Although it is difficult to defend Trump’s erratic embarrassing behaviour, there can be no denying that he understands the animal spirits part of the economic equation. Instead of lambasting the private sector as a source of evil, he has done everything he can to encourage a return of the America of old. And you might disagree about the long-term wisdom of this policy, but that won’t help you with your asset allocation or trading. I am by no means a Trump fan, and although I try to keep politics out of these discussions, it is important to understand the effect he is having on the economy.
Trump is engaging in pro-growth fiscal policies at a time when unemployment is already low. And maybe even more importantly, his attitude is seeping into all levels of government.
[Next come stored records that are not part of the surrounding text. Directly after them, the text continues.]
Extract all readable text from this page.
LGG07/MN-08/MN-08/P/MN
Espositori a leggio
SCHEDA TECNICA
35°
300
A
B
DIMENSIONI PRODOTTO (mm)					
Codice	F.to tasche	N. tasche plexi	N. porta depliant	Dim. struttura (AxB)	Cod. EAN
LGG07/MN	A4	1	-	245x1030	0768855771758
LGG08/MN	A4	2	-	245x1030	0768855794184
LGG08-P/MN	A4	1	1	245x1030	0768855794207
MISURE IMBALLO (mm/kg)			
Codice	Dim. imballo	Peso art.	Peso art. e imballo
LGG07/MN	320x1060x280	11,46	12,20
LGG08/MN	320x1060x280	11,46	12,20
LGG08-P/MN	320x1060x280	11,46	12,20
This recent Federal Reserve bank leverage policy proposal change is a perfect example.
America has elected a real-estate-developer-turned-reality-TV-star into the oval office. To think he doesn’t want easier money, laxer credit policies, more leverage, and higher deficits, is just naive. And it is even more foolish to believe that the Federal Reserve won’t underwrite these policies. Yeah, they will mouth some words about staying vigilant, but the risk is way higher that growth explodes and gets away on them than the other way round. After all, the people have spoken. They want growth. They are fed up with Japanese-like-lost-decade.
The next great crisis will be caused by Central Bankers not realizing that all this monetary fuel they have pumped into the system has finally ignited, and like a bonfire that gets out of control, they have no way of extinguishing it.
Don’t ever forget about the multiplier effect of the high-powered money that has been stuffed into the system. It used to be that it sat there inert because governments and regulators did everything they could to stop it from being used. Now, the shoe is on the other foot. Trump and other governments are actively encouraging for it to be used. Greenspan’s 1999 Y2K liquidity push caused some crazy stuff to happen, but that pales in comparison to what Central Bankers have injected over the past decade. The possibilities are frightening. I would definitely take the over for both inflation and growth in the coming years.